THE State Government could delegate development authority of rail land to the East Perth Redevelopment Authority following increased cost estimates for the underground rail line between Perth and Northbridge.

Planning and Infrastructure Minister Alannah MacTiernan said that, given the difficult nature of the project, EPRA might be a better vehicle to develop the land.

She said EPRA had been included in the ongoing negotiations with the City of Perth.

“By increasing the development potential with EPRA we might be in striking distance of being able to sink it,” she said.

“It is a difficult project and we are trying to make it work.”

The project would still be reliant on a capped contribution from the City of Perth even if it proceeds under a State Government statutory planning body.

Ms MacTiernan denied that the increased cost estimates for sinking the rail line to Milligan Street were due to the State Government shifting costs, as reported in WA Business News last week.

“The City of Perth had overestimated the value of the land and underestimated the cost of sinking it,” she said

Ms MacTiernan denied that the City of Perth had been requested to pay $500,000 a year to the Government for lost parking revenue, but said if the city wanted to develop the bus station land and government-owned car park land, it would be required to pay for it.

“A year ago the City of Perth was saying the project would be cost neutral,” she said.

“They said if you won’t do it, we will we do it, so we said ok.”

Ms MacTiernan said the City of Perth planned to sink the rail line all the way to the freeway. To develop the area with large levels of civic space and facilities was not economically realistic, she said.

“The cost of sinking the railway to the freeway was astronomical,” Ms MacTiernan told WA Business News.

“We made it clear from day one we were not going further than Milligan Street.”

Ms MacTiernan said both the City of Perth and the State Government were aiming to make the proposal more effective.

“It will be a very tight project and it will be dependent on a contribution from the City of Perth.”

City of Perth deputy mayor Bert Tudori said the Northbridge Link Committee (NLC) was looking at using EPRA to develop the land, however he believed that expressions of interest should be called for from commercial developers.

“We should put out expressions of interest for commercial developers and not just take EPRA as the end and end all,” he said.

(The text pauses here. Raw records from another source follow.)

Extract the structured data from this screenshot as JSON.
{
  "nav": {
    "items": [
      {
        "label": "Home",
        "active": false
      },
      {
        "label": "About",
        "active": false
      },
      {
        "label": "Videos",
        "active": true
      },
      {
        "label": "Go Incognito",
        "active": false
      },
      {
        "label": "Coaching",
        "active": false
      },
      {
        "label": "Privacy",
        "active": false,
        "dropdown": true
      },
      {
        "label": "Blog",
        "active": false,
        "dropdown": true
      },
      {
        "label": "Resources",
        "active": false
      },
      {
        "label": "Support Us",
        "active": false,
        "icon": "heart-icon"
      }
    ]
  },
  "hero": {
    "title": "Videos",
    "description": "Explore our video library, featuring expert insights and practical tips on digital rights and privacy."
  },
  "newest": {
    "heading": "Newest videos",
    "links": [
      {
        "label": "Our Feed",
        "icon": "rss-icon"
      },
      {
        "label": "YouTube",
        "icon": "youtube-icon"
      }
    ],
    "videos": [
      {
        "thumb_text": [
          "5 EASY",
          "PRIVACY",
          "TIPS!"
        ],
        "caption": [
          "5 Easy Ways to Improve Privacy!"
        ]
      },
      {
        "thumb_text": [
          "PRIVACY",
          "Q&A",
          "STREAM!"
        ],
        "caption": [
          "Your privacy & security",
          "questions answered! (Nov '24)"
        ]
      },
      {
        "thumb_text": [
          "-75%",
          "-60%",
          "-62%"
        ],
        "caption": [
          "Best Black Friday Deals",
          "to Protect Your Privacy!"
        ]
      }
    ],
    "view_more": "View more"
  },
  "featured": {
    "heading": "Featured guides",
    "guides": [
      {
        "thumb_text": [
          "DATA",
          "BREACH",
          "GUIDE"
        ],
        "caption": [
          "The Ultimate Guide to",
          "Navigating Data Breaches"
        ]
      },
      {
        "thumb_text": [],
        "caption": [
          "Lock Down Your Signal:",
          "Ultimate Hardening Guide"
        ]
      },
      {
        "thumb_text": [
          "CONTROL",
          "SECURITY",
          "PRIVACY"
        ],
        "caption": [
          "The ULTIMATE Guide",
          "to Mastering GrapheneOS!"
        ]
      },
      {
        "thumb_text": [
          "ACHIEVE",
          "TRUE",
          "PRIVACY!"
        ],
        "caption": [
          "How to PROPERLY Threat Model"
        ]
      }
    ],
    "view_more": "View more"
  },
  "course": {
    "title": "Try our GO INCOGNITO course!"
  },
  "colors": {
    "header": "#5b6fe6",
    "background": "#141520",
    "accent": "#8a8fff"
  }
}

Mr Tudori said it was the development costs rather than the sinking costs that had blown out the project’s overall budget.

He said that if another party were to develop the land, the City of Perth’s contribution would be around $65 million to sink the rail line.

“We wouldn’t see too much of that come back,” Mr Tudori said.

“It is difficult to get anyone to fund lowering it, but the main thing is to lower it.”

The NLC is expected to make firm recommendations by the end of 2003 with a final decision expected at the end of February 2004.

EPRA declined to comment on any future involvement in the project.